В самые страшные месяцы блокады людям оставались только надежда на спасение и вера в чудо, а потому и канонада на фронте воспринималась как предвестник близкого освобождения».
«30.02.42. Хотела написать еще и о Хасане, но все как-то не выходило. Нет больше чудесного Хасана, съели его. Его все время очень берегли, ни за что на улицу не выпускали, но вот однажды вечером он все-таки выскочил и уже больше не вернулся… О том, что едят котов, и даже своих котов, говорят уже совершенно открыто. А вот лаборантка больницы Куйбышева съела 12 крыс (подопытных). Увидев ужас на лице слушающего, она говорит: “Я им сделала много инъекций и совершенно убеждена, что они были здоровы…”»
Глава 7
Март 1942 года
«Самым больным был вопрос отъезда. Слухи и настроения колебались, как море. Приходили, говорили: “Немедленно убегайте из этого обреченного города. Не останется здесь камня на камне”. Следом другие говорили: “Врут, подлецы, самое страшное позади. Ехать не надо. Везде голод, нигде не ждут с жареными пирогами, дорога из Ленинграда усеяна трупами”. Эти противоречия буквально раздирали сердце на части. Что делать, куда бежать, никто не знал. Но уехать сейчас я не могла, потому что моя помощь требовалась в больнице».
«05.03 42. В последние дни несколько раз выходила гулять. Вчера был чудесный солнечный день, но ужасно выглядели лица ленинградцев: бледные, зеленоватые какие-то, изможденные и все старые. Даже молодые и те кажутся старыми. Но все же улица уже не та. Почти не видно трупов, люди не такие уже инертные. И самое радостное, что видела в эти дни, – ребят, катающихся на коньках, и даже одного на лыжах. За все время холодов это было впервые. Я даже остановилась и посмотрела им вслед. Ах, как приятно видеть возвращающуюся жизнь! А один мальчик лет семи шел бодро, и в руках у него был большой кусок белого пирога. Все встречные смотрели на него и улыбались. Начинают встречаться улыбающиеся лица. Все живут надеждами, что прорыв блокады – это дело дней…»
«15.04.42. В этом месяце практически не будет времени писать, потому что с приходом весны начались дела. Каждый пытается хоть что-то сделать для восстановления города. У меня, как и у всех медицинских работников, очень много дел в больнице. Столько мертвых было, нужно привести все в порядок. Все почистить и помыть. Единственное, что могу сказать, – сейчас все стало немного более спокойно, чем зимой. Эти солнечные, теплые лучики – они как надежда. Пригревая своим весенним теплом, они заставляют просыпаться скрытую энергию, будто бы дают второе дыхание, – потрясающее зрелище! Люди по-прежнему голодные и грязные, но уже улыбаются… они улыбаются…»

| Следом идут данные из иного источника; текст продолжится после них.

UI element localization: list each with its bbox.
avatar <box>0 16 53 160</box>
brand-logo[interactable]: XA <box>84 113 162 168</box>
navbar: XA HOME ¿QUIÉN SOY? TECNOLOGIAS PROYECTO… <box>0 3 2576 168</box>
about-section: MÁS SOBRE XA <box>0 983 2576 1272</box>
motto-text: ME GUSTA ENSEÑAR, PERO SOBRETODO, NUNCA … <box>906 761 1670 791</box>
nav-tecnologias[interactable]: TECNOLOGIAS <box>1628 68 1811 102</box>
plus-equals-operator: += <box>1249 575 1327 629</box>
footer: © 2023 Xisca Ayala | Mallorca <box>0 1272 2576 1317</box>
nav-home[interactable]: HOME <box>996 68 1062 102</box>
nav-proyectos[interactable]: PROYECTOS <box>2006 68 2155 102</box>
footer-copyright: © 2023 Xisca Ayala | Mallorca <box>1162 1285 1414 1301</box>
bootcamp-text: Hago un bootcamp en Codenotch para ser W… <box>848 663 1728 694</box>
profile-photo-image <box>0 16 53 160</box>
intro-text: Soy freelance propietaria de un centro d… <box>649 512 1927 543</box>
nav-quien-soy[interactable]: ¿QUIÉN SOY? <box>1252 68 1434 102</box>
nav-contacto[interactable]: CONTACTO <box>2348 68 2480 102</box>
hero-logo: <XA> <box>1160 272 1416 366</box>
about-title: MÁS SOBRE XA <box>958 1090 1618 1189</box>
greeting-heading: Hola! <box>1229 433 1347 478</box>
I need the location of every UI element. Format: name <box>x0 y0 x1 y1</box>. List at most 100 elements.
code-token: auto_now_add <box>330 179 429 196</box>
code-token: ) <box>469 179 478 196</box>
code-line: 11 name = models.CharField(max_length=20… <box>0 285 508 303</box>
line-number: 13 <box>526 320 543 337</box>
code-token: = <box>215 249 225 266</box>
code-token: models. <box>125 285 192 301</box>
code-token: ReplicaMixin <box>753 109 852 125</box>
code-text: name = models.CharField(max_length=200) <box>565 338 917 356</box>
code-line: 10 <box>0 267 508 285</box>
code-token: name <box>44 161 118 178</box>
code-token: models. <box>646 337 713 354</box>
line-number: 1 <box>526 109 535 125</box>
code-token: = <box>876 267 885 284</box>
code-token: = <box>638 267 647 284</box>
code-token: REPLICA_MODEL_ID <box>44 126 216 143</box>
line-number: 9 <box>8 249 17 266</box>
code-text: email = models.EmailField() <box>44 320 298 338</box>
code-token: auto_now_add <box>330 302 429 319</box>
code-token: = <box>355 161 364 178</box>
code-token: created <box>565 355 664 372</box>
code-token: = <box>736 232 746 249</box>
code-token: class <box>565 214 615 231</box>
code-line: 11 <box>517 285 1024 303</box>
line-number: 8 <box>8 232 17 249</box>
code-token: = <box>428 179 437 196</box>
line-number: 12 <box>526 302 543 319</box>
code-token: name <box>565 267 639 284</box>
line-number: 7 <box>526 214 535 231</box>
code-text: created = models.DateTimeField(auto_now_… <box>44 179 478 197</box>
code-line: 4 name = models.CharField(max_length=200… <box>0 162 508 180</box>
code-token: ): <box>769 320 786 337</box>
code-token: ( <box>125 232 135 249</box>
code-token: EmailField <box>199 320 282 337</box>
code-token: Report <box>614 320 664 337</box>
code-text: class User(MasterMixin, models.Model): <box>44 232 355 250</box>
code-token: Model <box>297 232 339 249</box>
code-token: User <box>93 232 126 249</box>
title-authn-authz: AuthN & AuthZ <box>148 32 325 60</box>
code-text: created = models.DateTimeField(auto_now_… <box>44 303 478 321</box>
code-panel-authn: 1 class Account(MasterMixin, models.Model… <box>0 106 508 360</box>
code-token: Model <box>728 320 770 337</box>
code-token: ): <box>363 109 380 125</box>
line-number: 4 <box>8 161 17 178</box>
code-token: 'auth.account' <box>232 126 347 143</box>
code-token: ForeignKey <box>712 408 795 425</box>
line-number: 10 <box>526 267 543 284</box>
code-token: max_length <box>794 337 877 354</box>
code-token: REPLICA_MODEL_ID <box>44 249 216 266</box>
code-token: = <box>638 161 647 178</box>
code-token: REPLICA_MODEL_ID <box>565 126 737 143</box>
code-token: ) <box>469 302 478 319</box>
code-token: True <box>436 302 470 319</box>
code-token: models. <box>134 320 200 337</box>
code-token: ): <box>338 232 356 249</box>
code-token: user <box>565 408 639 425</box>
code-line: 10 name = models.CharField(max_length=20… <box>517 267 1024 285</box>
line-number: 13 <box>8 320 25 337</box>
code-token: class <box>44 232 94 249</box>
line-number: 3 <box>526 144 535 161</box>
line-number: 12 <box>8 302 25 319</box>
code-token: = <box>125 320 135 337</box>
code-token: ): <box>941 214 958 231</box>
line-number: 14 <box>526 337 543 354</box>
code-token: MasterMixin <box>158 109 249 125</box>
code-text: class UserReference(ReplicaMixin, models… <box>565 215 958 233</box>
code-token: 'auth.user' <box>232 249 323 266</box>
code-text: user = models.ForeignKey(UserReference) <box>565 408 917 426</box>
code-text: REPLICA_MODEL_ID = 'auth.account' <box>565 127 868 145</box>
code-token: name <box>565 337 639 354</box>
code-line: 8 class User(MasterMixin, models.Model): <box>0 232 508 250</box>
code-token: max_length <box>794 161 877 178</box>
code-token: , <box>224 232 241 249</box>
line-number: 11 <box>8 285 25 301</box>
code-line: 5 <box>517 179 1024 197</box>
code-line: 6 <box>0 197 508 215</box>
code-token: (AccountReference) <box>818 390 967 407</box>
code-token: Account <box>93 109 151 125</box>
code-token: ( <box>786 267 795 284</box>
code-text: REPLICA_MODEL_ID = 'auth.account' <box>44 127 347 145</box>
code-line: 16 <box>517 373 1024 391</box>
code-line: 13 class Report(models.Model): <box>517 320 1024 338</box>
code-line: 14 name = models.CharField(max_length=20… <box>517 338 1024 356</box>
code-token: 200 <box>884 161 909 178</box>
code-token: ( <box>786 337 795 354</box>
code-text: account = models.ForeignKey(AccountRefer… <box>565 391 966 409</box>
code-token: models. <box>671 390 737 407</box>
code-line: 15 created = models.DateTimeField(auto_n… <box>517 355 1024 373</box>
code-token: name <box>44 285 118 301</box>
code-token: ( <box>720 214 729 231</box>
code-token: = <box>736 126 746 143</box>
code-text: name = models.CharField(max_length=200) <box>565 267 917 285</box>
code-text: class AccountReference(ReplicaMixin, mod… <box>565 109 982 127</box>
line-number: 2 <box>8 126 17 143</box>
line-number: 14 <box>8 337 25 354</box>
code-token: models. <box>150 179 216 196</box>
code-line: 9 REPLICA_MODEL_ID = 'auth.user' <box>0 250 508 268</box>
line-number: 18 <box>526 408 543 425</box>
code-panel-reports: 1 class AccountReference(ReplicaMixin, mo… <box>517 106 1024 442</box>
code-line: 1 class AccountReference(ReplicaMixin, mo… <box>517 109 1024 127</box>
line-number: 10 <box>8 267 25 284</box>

«01.05.42. Население получило к первому мая список вот таких продуктов: сахар – 200 гр, селедка – 200 гр, чай – 25 гр, крупы – 200 гр, водки – 250, пива – 0,5 л, сухих фруктов – 150 гр. Дети, кроме того, получили по 50 гр какао с молоком – конечно, не получив пива и водки. Рабочие – всего побольше, граммов на 200. Хлеба дали 300 гр, рабочим – 500. Наше сегодняшнее меню. На завтрак: 50 гр масла, 50 гр сыра, 130 гр макарон и 1 стакан кофе. Обед: овощной суп, 2 котлетки мясные и отварной рис. На третье – каша, 100 гр. Ужин: немножко отварной сушеной картошки и по два блинчика с рисом. Если бы нас все время так кормили, мы снова стали бы толстыми. В обычные дни – голодновато. Но за последнее время я очень здорово похудела – потеряла килограмм двадцать. Тетушку взвесили – шестьдесят один килограмм; потеряла, следовательно, двенадцать килограмм, что на общем фоне очень хорошо».
«09.05.42. Почти весь город, все дома, все окна – без стекол, иные забиты фанерой, досками, иные так и стоят с разнообразными узорами разбитых стекол, во многих окнах нет рам. Много разрушенных бомбами домов, во многих домах зияют дыры от снарядов разной величины, есть много обгоревших домов (пожары от буржуек), есть много домов, разобранных на дрова. Мало похож Ленинград сегодняшнего дня на Ленинград, который я когда-то знала, но мне сегодня он показался очень красивым. Представить себе только, что эти голодные, опухшие женщины Ленинграда сумели его почистить, ведь он был весь – сплошь уборная. Теперь улицы чистенькие, пробивается травка в садах, по главным магистралям ходят трамваи, и сердце радуется, глядя на все это. В этом действительно есть что-то героическое…»
«13.05.42. Сегодня обсуждали с тетушкой сроки возможного окончания войны. Она говорит – середина ноября 1942 года, а я думаю – весна 43-го. Дожить бы только!»